Remove the address pool from the DHCP server, and add leases directly mapping IPs to MACs in the Leases tab. You’ll have to add a lease for all the clients you want to be able to connect.
I removed the address pools from the dhcp-server tab (stopped the dhcp servers, but didn’t delete anything from ip menu: pools), all the mac addresses of the clients are added to the leases tab with the specific ips, but in this case the clients don’t get ip and they can not use the internet connection.
Huh. Not sure. Maybe you need an empty pool (no range defined) that you assign to the DHCP server?
Can you post the output of “/ip dhcp-server export” as well as "/ip address print detai
", “/ip route print detail”, and “/interface ethernet print detail”? Please wrap output in
I can not create a pool without range.
But here’s what I changed:
in the dhcp server tab: in each dhcp server I changed the ip pool to static-only and add arp for leases is still checked.
on each interface: arp is set to reply-only,
In the leases there are the mac addresses with the ips.
In the simple queues I set up the target address to 192.168.xx.0/24 so the whole range/port is limited.

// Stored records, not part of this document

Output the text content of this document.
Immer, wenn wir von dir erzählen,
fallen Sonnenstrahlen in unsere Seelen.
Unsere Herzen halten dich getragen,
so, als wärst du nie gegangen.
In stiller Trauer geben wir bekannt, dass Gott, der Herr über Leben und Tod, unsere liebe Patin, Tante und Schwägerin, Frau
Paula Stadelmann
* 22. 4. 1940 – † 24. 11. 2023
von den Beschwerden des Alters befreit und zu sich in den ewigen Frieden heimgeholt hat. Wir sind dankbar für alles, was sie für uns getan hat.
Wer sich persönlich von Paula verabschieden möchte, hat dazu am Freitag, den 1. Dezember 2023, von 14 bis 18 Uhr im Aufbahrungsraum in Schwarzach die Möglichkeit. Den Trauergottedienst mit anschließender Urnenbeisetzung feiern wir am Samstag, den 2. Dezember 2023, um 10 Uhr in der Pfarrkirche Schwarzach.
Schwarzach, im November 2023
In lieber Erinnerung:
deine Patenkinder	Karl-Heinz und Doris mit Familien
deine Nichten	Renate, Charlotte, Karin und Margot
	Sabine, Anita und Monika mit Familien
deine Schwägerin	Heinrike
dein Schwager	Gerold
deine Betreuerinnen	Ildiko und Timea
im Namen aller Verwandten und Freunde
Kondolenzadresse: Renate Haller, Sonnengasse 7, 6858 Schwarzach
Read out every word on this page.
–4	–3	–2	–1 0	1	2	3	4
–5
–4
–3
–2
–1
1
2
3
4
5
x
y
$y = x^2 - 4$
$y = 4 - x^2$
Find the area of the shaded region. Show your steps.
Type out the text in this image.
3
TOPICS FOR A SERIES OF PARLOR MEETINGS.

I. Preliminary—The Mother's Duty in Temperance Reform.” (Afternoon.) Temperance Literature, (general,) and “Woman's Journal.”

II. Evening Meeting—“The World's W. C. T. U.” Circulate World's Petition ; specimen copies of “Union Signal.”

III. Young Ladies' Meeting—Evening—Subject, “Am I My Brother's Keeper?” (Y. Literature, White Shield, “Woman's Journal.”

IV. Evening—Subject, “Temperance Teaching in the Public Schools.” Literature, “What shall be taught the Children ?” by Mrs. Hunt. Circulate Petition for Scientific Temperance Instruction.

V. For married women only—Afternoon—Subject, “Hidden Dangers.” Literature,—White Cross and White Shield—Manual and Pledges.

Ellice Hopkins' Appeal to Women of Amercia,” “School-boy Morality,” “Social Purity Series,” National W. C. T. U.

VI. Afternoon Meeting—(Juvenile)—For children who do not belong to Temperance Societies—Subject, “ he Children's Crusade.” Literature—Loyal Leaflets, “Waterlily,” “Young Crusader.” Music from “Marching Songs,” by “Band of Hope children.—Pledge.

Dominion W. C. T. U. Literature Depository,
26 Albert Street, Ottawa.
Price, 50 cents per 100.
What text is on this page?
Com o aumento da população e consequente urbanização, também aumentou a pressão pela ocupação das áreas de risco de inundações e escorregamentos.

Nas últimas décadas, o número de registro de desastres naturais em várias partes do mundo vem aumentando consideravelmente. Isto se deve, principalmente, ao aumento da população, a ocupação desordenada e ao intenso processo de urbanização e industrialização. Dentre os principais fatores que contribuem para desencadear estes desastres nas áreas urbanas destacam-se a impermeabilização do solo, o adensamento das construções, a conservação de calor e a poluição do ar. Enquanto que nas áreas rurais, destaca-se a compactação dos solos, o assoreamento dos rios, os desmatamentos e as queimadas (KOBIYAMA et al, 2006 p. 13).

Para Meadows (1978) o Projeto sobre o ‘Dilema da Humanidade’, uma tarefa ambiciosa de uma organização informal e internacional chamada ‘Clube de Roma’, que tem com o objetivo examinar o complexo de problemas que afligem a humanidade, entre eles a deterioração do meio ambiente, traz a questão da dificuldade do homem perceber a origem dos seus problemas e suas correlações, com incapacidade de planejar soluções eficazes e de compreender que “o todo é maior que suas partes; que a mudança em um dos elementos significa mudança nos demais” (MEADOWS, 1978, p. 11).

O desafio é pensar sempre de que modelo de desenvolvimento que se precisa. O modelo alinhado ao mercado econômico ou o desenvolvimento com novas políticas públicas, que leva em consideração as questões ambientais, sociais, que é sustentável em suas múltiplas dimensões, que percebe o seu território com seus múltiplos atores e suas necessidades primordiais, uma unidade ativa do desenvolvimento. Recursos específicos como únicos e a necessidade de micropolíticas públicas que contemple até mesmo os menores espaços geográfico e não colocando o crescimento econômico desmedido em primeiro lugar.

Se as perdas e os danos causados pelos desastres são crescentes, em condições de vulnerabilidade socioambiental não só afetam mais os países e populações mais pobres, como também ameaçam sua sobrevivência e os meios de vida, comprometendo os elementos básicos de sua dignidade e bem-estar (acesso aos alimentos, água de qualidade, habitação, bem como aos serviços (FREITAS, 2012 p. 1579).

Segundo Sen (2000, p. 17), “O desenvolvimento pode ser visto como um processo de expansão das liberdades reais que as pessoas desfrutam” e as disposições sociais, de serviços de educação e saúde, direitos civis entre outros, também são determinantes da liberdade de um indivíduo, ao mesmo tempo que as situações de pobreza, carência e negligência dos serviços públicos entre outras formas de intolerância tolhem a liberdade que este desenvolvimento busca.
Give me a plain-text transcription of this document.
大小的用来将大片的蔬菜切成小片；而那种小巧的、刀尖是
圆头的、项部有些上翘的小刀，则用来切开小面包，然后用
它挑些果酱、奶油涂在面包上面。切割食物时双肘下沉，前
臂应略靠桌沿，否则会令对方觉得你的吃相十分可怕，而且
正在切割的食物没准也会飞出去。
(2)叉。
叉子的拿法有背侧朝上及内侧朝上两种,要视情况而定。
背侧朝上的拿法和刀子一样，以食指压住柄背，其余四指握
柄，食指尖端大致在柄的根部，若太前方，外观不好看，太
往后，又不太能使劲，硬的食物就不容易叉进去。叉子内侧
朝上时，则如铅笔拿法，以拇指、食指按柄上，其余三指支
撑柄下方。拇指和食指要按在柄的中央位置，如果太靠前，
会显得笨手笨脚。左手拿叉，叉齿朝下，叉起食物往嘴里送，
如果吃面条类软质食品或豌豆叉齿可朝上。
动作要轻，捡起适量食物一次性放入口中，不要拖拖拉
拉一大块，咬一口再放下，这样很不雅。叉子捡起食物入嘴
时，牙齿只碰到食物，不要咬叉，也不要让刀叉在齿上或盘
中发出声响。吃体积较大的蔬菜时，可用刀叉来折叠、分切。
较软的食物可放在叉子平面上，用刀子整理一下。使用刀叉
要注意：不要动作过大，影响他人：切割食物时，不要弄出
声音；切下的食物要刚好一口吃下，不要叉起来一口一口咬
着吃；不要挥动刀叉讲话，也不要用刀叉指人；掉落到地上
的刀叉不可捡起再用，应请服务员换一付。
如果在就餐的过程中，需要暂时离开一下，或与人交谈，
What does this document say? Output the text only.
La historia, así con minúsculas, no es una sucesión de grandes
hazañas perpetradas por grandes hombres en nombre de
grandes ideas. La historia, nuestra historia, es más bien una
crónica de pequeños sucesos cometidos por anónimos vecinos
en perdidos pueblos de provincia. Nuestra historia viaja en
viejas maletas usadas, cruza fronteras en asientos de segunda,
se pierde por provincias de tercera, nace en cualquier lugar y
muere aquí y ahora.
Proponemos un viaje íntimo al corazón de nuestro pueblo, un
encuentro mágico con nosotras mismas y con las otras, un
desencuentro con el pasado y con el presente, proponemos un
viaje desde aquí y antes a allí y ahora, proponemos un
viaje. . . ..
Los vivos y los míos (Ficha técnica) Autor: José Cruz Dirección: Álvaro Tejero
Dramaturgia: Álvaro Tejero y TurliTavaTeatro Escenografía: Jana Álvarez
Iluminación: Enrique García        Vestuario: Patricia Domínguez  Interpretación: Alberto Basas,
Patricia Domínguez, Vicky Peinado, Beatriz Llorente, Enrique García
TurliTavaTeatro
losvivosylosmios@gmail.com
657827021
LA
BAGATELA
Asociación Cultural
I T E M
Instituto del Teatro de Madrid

Now as I tested in my home network everything works fine:
I tried to manually set up the ip (different from the one set in the leases tab), the dns etc, and there was no internet connection till I used dhcp and get the proper ip which is set in the leases tab.
I think it is working fine now!
Tell me if you have any better ideas or something to change!
how is add mac addresses to dhcp on same ip?I mean automatic add mac address to arp table.
when the customer get ip from dhcp /22 subnet it should be working on mac address based.I saw this feature at cyberoam.And it’s limit the bandwidth per mac address based with this way.